The state of charge (SoC) is the most commonly used performance indicator of battery used in various applications. A chronic erroneous estimation of battery SoC may result in constant over charging and discharging, which in turn causes permanent damage to the internal structure of the battery cells along with system disruptions. This paper presents a comprehensive review of different techniques for SoC estimation of batteries, followed by a review of Li-ion battery model parameter estimation methods. Then this paper classifies the Kalman filters (KFs) in a systematic manner and conducts a detailed literature review on the linear Kalman filter (LKF) and non-linear Kalman filters (NLKFs). In recent literature, the NLKFs such as extended Kalman filter (EKF), adaptive EKF (AEKF), unscented Kalman filter (UKF), and adaptive UKF (AUKF) are the most extensively established techniques for an accurate and reliable SoC estimation of batteries.
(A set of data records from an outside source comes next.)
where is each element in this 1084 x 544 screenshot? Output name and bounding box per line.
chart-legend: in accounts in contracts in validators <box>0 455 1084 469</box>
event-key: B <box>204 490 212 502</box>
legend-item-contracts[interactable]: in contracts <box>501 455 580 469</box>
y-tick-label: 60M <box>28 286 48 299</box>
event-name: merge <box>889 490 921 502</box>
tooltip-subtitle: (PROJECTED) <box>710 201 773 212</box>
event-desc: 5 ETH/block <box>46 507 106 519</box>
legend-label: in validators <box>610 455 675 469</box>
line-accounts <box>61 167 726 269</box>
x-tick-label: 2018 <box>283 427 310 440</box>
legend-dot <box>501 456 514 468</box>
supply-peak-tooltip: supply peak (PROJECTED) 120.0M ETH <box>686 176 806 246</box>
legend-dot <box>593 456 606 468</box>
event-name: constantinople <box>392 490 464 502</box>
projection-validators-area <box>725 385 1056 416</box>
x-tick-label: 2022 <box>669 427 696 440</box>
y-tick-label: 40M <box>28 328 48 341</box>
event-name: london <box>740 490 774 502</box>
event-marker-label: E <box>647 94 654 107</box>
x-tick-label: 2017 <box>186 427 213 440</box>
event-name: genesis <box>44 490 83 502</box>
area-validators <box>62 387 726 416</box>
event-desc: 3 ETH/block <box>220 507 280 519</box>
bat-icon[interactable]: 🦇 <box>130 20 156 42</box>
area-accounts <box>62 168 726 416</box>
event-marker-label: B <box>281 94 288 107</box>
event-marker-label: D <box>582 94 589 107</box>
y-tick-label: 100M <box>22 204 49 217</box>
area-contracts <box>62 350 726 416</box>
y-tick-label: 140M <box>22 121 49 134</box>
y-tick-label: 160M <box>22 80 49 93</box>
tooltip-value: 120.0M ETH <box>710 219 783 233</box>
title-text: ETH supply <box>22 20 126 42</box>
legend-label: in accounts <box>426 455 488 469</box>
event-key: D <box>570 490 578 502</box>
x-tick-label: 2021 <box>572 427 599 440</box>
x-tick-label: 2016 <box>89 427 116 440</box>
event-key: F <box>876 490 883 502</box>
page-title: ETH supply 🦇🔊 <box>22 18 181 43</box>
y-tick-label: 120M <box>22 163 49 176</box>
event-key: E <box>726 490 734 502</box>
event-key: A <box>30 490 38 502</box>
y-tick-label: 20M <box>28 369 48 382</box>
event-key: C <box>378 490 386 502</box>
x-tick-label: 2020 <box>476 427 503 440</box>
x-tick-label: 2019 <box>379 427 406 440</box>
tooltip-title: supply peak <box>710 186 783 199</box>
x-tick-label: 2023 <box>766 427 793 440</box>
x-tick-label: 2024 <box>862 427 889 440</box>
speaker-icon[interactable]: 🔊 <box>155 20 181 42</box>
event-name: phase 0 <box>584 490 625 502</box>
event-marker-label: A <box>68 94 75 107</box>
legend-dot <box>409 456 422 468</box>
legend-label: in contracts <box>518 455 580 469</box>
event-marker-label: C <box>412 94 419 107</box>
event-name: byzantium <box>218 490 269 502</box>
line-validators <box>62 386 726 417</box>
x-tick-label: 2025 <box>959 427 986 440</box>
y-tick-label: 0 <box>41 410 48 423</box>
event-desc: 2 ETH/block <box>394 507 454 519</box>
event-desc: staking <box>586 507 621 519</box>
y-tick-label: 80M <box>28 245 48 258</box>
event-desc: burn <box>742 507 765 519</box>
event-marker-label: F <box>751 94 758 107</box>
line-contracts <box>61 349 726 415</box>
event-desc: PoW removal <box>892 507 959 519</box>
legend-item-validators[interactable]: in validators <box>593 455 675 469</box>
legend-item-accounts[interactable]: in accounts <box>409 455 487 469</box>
However, the precise estimation of battery SoC using the Kalman filters largely relies on accurate battery modeling and its online model parameter estimation. According to the literature, the recursive least square (RLS) and the polynomial regression-based battery model (PRBM) are the most often used techniques for estimating real-time model parameters of Li-ion batteries. Therefore, this paper performs an experimental comparative performance evaluation of the most popularly used NLKFS and battery modeling techniques in terms of SoC estimation accuracy at constant and varying operating conditions. The EKF, AEKF, UKF, and AUKF techniques augmented with the popularly used RLS or PRBM are first developed and tested with offline measured data in the MATLAB platform. Then they are implemented on the LabVIEW based battery testing platform using the Math-Script feature of MATLAB for real-time parameters and SoC estimation. Rigorous experimental studies have been carried out for comparative performance evaluation of the PRBM-EKF, PRBM-AEKF, PRBM-UKF, PRBM-AUKF, RLS-EKF, RLS-AEKF, RLS-UKF, and RLS-AUKF techniques under the standard room temperature (25 °C) and a wide temperature range (−5 °C to 45 °C). Overall, the PRBM-AUKF and RLS-AUKF surpassed other approaches in terms of SoC estimation accuracy.